When you first meet Jenn, she comes off as a little gruff. It is her defense mechanism. She doesn’t trust people easily so she’d just rather not stick her heart out there if given the choice. Underneath that gruff exterior is a heart of gold, and some of the most sensitive emotions, sometimes more sensitive than mine.

Last night we were sitting in bed and she laid down on my lap. Like so many nights before she put her hand on my belly. I put my hand on top of hers, I thought I knew what was coming. I realized she was crying so I rubbed her back and she said through the sobs “I only ever kissed your belly once.” My heart broke. I tried to argue with her, I swear she did it more than once, but she could even tell me exactly where, when and why she did it. Just once. That is so unfair for her.

Later in the evening we were talking about how I do want to try again, but am scared to death. I have nightmares, Jenn has good dreams-we are yin and yang. She dreams every night about our twin girls. She told me she’s okay with that, she’s got her boy.

The after the loss credo

This is exactly how I feel right now. It says everything that I am feeling, or didn’t realize I was feeling until I read it.

I need to talk about my loss.

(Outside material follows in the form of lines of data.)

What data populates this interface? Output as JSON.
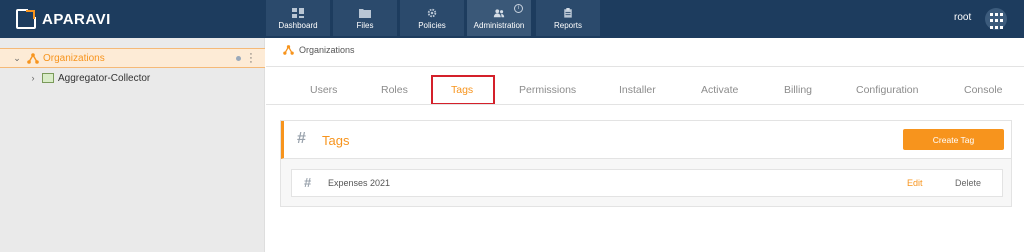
{
  "app": {
    "logo_text": "APARAVI"
  },
  "nav": [
    {
      "label": "Dashboard",
      "icon": "dashboard-icon"
    },
    {
      "label": "Files",
      "icon": "folder-icon"
    },
    {
      "label": "Policies",
      "icon": "gear-icon"
    },
    {
      "label": "Administration",
      "icon": "users-icon",
      "active": true
    },
    {
      "label": "Reports",
      "icon": "clipboard-icon"
    }
  ],
  "user": {
    "name": "root"
  },
  "sidebar": {
    "items": [
      {
        "label": "Organizations",
        "selected": true
      },
      {
        "label": "Aggregator-Collector"
      }
    ]
  },
  "breadcrumb": {
    "label": "Organizations"
  },
  "tabs": [
    {
      "label": "Users"
    },
    {
      "label": "Roles"
    },
    {
      "label": "Tags",
      "active": true
    },
    {
      "label": "Permissions"
    },
    {
      "label": "Installer"
    },
    {
      "label": "Activate"
    },
    {
      "label": "Billing"
    },
    {
      "label": "Configuration"
    },
    {
      "label": "Console"
    }
  ],
  "panel": {
    "title": "Tags",
    "create_label": "Create Tag",
    "rows": [
      {
        "name": "Expenses 2021",
        "edit_label": "Edit",
        "delete_label": "Delete"
      }
    ]
  },
  "colors": {
    "accent": "#f7941d",
    "topbar": "#1d3c5e",
    "highlight_box": "#d4202a"
  }
}
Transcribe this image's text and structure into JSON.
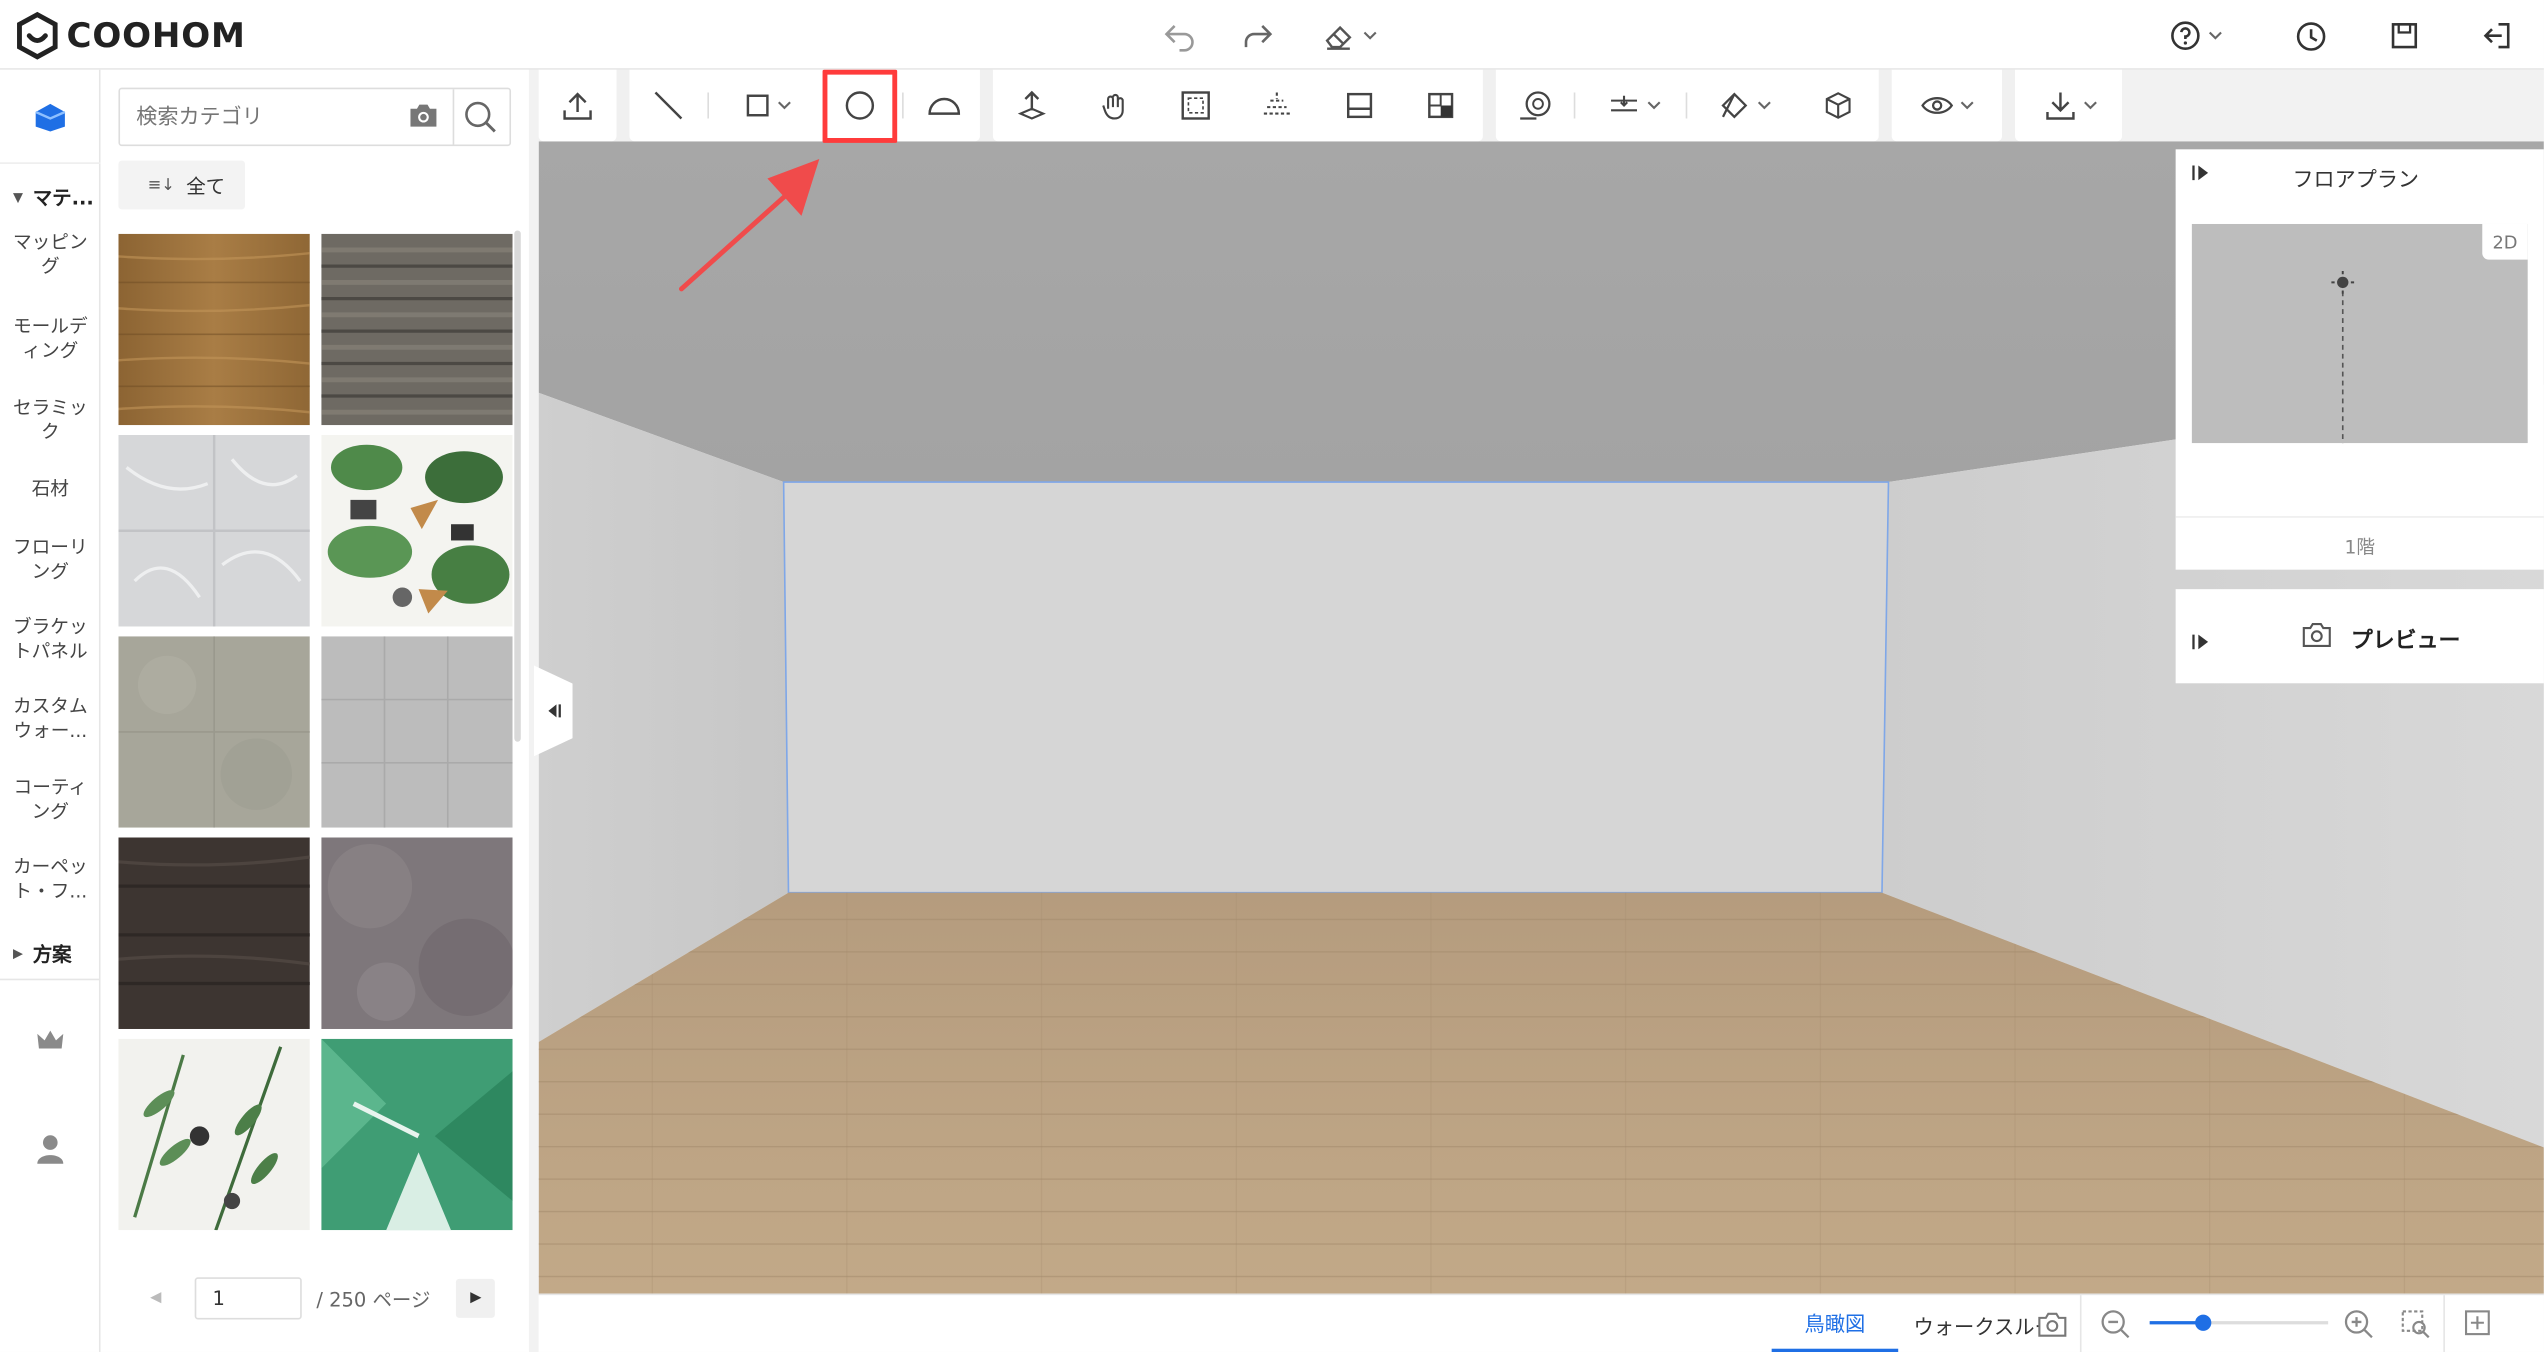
{
  "app": {
    "brand": "COOHOM"
  },
  "panel": {
    "search_placeholder": "検索カテゴリ",
    "all_label": "全て",
    "pager": {
      "current": "1",
      "total_label": "/ 250 ページ"
    }
  },
  "rail": {
    "sections": [
      {
        "label": "マテ..."
      },
      {
        "label": "方案"
      }
    ],
    "items": [
      {
        "label": "マッピング"
      },
      {
        "label": "モールディング"
      },
      {
        "label": "セラミック"
      },
      {
        "label": "石材"
      },
      {
        "label": "フローリング"
      },
      {
        "label": "ブラケットパネル"
      },
      {
        "label": "カスタムウォー..."
      },
      {
        "label": "コーティング"
      },
      {
        "label": "カーペット・フ..."
      }
    ]
  },
  "floorplan": {
    "title": "フロアプラン",
    "mode": "2D",
    "floor": "1階"
  },
  "preview": {
    "title": "プレビュー"
  },
  "bottom": {
    "tabs": [
      "鳥瞰図",
      "ウォークスルー"
    ]
  },
  "zoom": {
    "level": 0.3
  },
  "colors": {
    "accent": "#1f6fe5",
    "highlight": "#ff3b3b",
    "annotation_arrow": "#f04b4b"
  },
  "toolbar": {
    "icons": [
      "upload-icon",
      "line-tool-icon",
      "rectangle-tool-icon",
      "circle-tool-icon",
      "arc-tool-icon",
      "move-up-icon",
      "hand-icon",
      "frame-icon",
      "align-icon",
      "panel-icon",
      "layout-icon",
      "brush-icon",
      "level-icon",
      "paint-icon",
      "cube-icon",
      "eye-icon",
      "download-icon"
    ]
  }
}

I may often need to tell you what happened – or to ask you why it happened. Each time I discuss my loss, I am helping myself face the reality of the death of my loved one. I need to know that you care about me. I need to feel your touch, your hugs. I need you just to be with me. And I need to be with you. I need to know you believe in me and in my ability to get through my grief in my own way, and in my own time.

Please don’t judge me or think that I’m behaving strangely. Remember, I am grieving. I may even be in shock. I may feel afraid. I may feel deep rage. I may even feel guilty. But above all, I hurt. I’m experiencing a pain unlike any I’ve ever felt before. Don’t worry if you think I’m getting better and then suddenly I seem to slip backward. Grief makes me behave this way at times. And please don’t tell me you “know how I feel,” or that it’s time for me to get on with my life. I am probably already saying this to myself. What I need now is time to grieve and to recover.

Most of all, thank you for being my friend. Thank you for your patience. Thank you for caring. Thank you for helping, for understanding. Thank you for praying for me. And remember, in the days or years ahead, when you may have a loss – when you need me as I have needed you – I will understand. And then I will come and be with you.

Author: Barbara Hills LesStrang

I have a problem, and I am willing to admit it.

I am an information junkie. I must read everything I can about some things. This has been proven to be a not so good thing after losing Blueberry.

I read about D&E’s…they are used for abortions.

I read about trying to conceive post late miscarriage…seems like it’s a 50/50 shot to me.

I read other blogs about their losses in the hopes that them coming out the other side okay will console me…all it does is make me cry over their stories of loss.

I read that new study that shows that caffeine causes miscarriage. Two years before I got pregnant I all but gave up caffeine, but I know I had several iced teas while pregnant. So this does nothing but cause me to place more blame on myself. (yes…I know nothing I did or didn’t do caused this miscarriage…but there will be no more tea…just water, even if I have to bring my own to restaurants.)

So…I have decided to get my information from other sources. My textbooks. I’m a pretty smart girl and will openly admit that I have never EVER actually read anything my teachers have told me to read, yet still come out with almost all A’s.

This morning for some reason, even though I am almost three weeks behind in all my classes, I decided to read my books. Of course I did. That’s just me. So it’s going to take me five times as long to do my schoolwork than ever before…but it will keep me out of Google for a bit.